Kağan Yeşil
Bursa Plastik ve Ambalaj Sanayicileri Derneği (BURPAS)
Yönetim Kurulu Başkanı
Dünya yapay zeka ve robotik sistemler üzerinde yeni bir dönemin eşiğinde gibi duruyor. Ülke ve sektörler anlamında bu dönüşümü yakalamak zorundayız. Ar-Ge, inovasyon, sürdürülebilirlik gibi temel kavramların yanı sıra bu teknolojik dönüşümü de yakından takip ederek kendimizi entegre etmenin bir yolunu bulmalıyız. Aksi takdirde bu hızlı treni kaçırıp sadece tüketici konumuna düşebiliriz.
Dünya pazarındaki yerini her geçen yıl geliştirmeyi başaran Türk ambalaj sektörü 2024’ün ilk yarısında geçen yılın aynı dönemine göre yüzde 7 artış sağlayarak 3,32 milyar dolarlık ihracat gerçekleştirdi. İhracat miktarı 1,15 milyar dolar dış ticaret fazlası veren sektörde 2024 yılının ikinci yarısını daha iyi bir ihracat performans ile tamamlama beklentisi var. Diğer yandan Türkiye ekim ayı ihracatı yüzde 3,6 artışla 23,6 milyar dolar olarak gerçekleşti. En fazla ihracat yapan sektörler arasında 3,5 milyar dolarla otomotiv ilk sırada yer alırken, kimya sektörü ise ekim ayında 2,47 milyar dolarlık ihracat ile Türkiye’nin ikinci en çok ihracat yapan sektörü olmayı başardı.
Son yıllarda 250 milyar dolar bandına takılan Türkiye’nin ihracatı için yeni stratejiler belirlemesinin zamanı gelmiş gibi görünüyor. Özellikle tekstilde, otomotivde ve tarımda sınıra ulaşılmış gibi. Bu sektörlerin mevcut yapısıyla ülke ihracatını daha yukarıya taşıması pek muhtemel görünmüyor. 2023 verilerine göre ihracatta dünya sıralamasında 34’üncü sırada yer alan Türkiye’nin yeni bir yol haritasına ihtiyacı var. Büyüme potansiyeli gösteren ve önü açık sektörlerden birisi de kuşkusuz kimyevi maddeler ve mamulleri olarak göze çarpıyor. Üstelik dış ticaret fazlası veren bu sektör yıllardır söylenip durulan katma değerli ürün kategorisinde yer alıyor. İhracatımız ile ithalatımız arasında her yıl ortalama 100 milyar dolar açık veriyoruz. Oysaki ambalaj sektörümüz yılın ilk yarısında toplam 3,32 milyar dolarlık ihracat gerçekleştirirken 1 milyar dolar fazla vermiş durumda.

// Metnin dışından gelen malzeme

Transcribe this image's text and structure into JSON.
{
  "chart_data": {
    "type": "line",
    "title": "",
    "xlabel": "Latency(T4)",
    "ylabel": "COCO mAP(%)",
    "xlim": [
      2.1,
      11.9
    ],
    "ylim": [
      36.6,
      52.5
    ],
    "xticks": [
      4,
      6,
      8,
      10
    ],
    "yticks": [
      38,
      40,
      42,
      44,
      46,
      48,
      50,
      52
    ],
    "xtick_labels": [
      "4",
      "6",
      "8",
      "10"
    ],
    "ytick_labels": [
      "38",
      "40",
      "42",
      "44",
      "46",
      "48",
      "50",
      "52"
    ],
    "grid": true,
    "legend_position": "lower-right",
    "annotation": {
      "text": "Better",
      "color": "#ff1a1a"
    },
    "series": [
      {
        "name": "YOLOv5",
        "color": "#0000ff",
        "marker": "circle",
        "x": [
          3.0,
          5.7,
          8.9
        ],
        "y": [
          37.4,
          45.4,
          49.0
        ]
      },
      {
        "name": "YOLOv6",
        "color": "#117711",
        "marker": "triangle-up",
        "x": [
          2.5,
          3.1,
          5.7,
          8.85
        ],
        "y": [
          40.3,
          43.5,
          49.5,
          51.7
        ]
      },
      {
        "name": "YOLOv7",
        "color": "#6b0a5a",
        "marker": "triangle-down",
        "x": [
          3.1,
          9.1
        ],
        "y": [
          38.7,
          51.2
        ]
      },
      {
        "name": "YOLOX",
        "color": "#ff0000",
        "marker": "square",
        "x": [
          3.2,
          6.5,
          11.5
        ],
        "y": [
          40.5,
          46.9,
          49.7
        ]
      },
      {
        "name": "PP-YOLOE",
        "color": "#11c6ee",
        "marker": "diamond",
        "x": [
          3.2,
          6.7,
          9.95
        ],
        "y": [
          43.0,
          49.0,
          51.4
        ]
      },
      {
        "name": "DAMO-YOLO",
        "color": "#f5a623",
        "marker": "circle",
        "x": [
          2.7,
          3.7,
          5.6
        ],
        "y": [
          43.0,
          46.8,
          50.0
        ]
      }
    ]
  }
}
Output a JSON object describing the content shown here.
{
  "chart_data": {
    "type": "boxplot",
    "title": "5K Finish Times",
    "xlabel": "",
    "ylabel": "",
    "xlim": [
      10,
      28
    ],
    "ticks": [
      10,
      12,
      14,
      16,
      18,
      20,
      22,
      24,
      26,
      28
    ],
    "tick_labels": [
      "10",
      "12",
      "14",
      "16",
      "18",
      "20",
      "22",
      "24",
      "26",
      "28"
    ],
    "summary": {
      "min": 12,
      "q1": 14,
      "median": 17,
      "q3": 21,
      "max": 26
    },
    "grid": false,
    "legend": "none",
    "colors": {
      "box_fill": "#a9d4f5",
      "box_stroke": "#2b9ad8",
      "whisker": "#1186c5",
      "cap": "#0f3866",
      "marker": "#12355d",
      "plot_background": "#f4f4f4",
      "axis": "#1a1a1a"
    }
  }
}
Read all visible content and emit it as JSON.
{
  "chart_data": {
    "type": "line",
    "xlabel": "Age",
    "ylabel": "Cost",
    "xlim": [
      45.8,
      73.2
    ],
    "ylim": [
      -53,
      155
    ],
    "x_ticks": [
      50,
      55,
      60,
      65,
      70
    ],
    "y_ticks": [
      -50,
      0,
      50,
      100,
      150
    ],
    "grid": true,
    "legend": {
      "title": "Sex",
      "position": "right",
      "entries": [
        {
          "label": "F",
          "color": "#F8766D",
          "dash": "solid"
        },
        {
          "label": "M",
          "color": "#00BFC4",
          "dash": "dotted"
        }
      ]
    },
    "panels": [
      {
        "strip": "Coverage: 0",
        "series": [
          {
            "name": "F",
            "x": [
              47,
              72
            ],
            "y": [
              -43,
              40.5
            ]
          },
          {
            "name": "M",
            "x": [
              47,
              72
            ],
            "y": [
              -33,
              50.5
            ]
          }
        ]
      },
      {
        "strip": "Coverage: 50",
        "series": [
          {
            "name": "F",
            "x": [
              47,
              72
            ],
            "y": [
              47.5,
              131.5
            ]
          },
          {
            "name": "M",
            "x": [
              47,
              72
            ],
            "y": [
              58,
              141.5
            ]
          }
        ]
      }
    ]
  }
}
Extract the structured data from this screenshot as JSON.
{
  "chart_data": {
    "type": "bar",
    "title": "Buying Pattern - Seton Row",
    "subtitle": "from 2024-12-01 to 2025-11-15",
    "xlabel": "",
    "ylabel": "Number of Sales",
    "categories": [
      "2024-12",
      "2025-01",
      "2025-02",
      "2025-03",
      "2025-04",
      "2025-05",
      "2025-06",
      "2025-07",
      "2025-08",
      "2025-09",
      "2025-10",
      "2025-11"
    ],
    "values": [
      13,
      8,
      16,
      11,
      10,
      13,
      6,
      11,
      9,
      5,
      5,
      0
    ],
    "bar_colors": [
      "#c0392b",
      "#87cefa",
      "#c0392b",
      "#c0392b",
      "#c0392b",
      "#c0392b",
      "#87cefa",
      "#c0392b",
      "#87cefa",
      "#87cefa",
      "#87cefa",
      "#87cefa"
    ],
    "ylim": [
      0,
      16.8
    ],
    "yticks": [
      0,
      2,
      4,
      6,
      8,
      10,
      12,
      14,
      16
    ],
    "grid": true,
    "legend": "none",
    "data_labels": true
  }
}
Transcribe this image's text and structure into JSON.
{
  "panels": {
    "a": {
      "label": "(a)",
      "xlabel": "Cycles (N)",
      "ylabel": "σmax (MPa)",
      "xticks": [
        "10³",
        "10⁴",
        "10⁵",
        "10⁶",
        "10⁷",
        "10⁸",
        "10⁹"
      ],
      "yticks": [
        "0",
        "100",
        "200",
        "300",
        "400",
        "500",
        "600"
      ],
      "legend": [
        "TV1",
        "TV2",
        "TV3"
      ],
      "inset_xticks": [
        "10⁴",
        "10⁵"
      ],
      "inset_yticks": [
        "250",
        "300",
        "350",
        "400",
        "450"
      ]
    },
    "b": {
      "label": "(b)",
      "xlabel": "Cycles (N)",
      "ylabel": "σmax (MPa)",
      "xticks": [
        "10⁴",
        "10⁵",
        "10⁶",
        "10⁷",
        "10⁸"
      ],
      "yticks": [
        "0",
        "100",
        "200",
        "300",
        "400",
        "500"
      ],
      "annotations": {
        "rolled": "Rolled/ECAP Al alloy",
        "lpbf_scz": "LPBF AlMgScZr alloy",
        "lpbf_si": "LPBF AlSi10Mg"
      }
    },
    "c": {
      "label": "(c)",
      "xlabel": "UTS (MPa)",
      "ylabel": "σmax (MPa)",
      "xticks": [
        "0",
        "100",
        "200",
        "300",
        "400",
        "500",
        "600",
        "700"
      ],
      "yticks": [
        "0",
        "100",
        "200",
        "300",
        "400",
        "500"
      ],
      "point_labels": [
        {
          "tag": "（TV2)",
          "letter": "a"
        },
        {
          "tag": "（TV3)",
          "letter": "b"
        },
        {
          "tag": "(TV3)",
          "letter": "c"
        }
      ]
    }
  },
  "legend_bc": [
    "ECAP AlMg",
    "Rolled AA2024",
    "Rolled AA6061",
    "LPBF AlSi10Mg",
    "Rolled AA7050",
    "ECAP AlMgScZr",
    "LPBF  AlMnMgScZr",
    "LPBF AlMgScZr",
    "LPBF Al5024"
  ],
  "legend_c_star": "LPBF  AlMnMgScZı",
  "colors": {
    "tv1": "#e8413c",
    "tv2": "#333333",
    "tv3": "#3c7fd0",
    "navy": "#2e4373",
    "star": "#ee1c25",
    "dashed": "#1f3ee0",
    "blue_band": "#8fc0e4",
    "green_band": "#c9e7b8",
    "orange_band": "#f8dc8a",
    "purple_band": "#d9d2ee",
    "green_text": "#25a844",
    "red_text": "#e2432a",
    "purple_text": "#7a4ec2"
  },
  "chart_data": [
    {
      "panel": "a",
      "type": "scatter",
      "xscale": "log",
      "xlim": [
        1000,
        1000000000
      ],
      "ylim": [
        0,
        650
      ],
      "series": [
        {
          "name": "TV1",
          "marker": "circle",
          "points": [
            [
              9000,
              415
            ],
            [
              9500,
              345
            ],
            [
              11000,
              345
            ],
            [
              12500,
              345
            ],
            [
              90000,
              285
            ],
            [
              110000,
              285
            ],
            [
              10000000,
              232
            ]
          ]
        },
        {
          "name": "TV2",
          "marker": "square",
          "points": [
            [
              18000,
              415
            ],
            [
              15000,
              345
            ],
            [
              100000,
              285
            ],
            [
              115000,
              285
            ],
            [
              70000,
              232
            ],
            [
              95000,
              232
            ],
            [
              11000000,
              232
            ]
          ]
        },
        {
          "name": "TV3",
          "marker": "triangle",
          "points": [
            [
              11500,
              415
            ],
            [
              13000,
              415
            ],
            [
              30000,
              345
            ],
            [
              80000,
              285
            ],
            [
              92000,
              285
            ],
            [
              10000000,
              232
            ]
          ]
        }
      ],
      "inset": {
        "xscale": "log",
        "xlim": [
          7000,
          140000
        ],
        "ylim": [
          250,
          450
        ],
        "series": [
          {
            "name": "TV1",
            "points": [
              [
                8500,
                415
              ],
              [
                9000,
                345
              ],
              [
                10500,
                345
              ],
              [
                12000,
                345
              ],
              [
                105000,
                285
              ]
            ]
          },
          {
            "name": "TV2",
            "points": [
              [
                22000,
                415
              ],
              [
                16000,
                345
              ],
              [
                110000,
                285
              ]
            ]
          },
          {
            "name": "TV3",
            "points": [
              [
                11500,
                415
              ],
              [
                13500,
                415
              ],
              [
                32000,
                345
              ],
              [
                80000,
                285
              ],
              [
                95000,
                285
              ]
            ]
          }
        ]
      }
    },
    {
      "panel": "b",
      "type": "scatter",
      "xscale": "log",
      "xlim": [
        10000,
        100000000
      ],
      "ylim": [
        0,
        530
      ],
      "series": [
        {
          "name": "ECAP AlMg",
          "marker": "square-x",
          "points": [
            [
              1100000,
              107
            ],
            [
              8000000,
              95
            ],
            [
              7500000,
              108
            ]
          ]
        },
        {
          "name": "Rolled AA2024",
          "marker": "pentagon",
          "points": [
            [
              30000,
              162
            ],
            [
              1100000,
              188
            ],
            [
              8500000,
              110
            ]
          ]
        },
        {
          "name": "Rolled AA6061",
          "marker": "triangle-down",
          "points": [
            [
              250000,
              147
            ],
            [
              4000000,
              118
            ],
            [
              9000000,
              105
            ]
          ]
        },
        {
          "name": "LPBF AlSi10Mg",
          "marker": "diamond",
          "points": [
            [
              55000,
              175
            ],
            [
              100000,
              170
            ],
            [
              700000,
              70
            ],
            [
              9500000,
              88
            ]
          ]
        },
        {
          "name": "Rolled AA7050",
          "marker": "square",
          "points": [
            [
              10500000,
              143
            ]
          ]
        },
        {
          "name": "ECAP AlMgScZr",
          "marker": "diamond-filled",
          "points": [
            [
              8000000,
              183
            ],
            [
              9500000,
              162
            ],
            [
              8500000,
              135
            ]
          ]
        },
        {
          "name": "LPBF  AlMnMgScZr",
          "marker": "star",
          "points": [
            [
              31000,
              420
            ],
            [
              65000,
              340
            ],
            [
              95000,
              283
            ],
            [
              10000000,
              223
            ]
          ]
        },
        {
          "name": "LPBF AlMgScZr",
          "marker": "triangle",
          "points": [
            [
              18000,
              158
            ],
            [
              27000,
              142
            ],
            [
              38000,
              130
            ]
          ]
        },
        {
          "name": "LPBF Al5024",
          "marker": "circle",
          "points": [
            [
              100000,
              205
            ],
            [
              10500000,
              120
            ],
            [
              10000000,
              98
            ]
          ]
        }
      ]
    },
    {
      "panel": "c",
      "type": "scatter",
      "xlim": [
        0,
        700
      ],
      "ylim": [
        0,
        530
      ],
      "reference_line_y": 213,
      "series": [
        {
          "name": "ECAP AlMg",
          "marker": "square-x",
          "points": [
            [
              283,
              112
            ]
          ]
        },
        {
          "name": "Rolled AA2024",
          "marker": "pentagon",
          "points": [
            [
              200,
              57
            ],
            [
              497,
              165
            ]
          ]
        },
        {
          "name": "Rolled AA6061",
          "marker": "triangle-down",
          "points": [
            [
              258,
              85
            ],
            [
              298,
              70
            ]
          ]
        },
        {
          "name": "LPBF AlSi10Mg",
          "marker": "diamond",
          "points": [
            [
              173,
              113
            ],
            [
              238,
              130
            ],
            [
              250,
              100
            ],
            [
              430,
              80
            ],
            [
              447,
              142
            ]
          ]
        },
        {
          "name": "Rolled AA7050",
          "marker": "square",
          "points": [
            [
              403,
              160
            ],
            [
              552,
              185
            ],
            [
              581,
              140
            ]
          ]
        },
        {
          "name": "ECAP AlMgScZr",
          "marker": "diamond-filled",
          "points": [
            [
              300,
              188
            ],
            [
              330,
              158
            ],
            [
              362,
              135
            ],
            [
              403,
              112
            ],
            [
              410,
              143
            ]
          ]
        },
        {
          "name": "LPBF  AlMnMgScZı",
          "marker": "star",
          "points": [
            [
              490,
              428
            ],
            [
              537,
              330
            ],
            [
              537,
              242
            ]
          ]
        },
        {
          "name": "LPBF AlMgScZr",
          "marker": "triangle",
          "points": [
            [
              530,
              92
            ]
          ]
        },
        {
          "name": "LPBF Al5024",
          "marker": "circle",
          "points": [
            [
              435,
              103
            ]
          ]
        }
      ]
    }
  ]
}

2024 yılının ilk dokuz aylık ihracat performansı 2023 yılı ile kıyaslandığında yüzde 6,7’lik bir artış söz konusu. Eylül ayı sonu itibarıyla 7,67 milyar dolara ulaşan sektör ihracatının yılsonu itibarıyla ise 10 milyar dolara ulaşması bekleniyor.
Küresel pazar büyüklüğü 1.03 trilyon dolar
Küresel boyutta bakıldığında ambalaj sektörünün 2023 yılında 1,03 trilyon dolar pazar büyüklüğüne ulaştığı ve 2024 yılında söz konusu hacmin 1,05 trilyon dolara ulaşacağı tahmin ediliyor. Diğer yandan 2034 yılında sektörün küresel pazar büyüklüğünün 1,44 trilyon dolara ulaşacağı öngörülüyor.
Böylesine büyük bir pazardan Türkiye’nin aldığı pay okyanusta bir damla gibi kalıyor. Bu pazarı büyütecek potansiyel ve vizyon Türk sanayicisinde bulunuyor. Doğru teşvikler ve iyi bir stratejik planla sektörün çok hızlı bir şekilde yıllık 100 milyar dolar ihracata ulaşması içten bile değil. Döviz kurlarındaki baskı, yüksek enflasyon, yüksek faiz, finansmana erişmedeki zorluklar, savaşlar ve çevresel çatışma ortamı, dünya genelindeki ekonomik istikrarsızlık, Avrupa’daki durgunluk, iklim krizi ve sonuçları gibi pek çok sebep sanayi üretiminin önünü tıkarken, tüm sorunlara rağmen Türk sanayicisi yoluna kararlılıkla devam ediyor.
Enflasyonda ve faizde düşüş bekliyoruz
Sonuç olarak Amerika’nın seçim ortamından çıkmış olması 2025 yılını önemli derecede etkileyecek diye düşünebiliriz. Başkan Trump’un atacağı adımlar tüm dünyayı ama olumlu ama olumsuz etkileyecektir. Türkiye’nin uyguladığı ekonomik programın başarısı da kuşkusuz bizler için son derece önemli. Önümüzdeki yıldan itibaren enflasyonda ve beraberinde faizlerde düşüş bekliyoruz. Aynı zamanda dünya yapay zeka ve robotik sistemler üzerinde yeni bir dönemin eşiğinde gibi duruyor. Ülke ve sektörler anlamında bu dönüşümü yakalamak zorundayız. Ar-Ge, inovayon, sürdürülebilirlik gibi temel kavramların yanı sıra bu teknolojik dönüşümü de yakından takip ederek kendimizi entegre etmenin bir yolunu bulmalıyız. Aksi takdirde bu hızlı treni kaçırıp sadece tüketici konumuna düşebiliriz.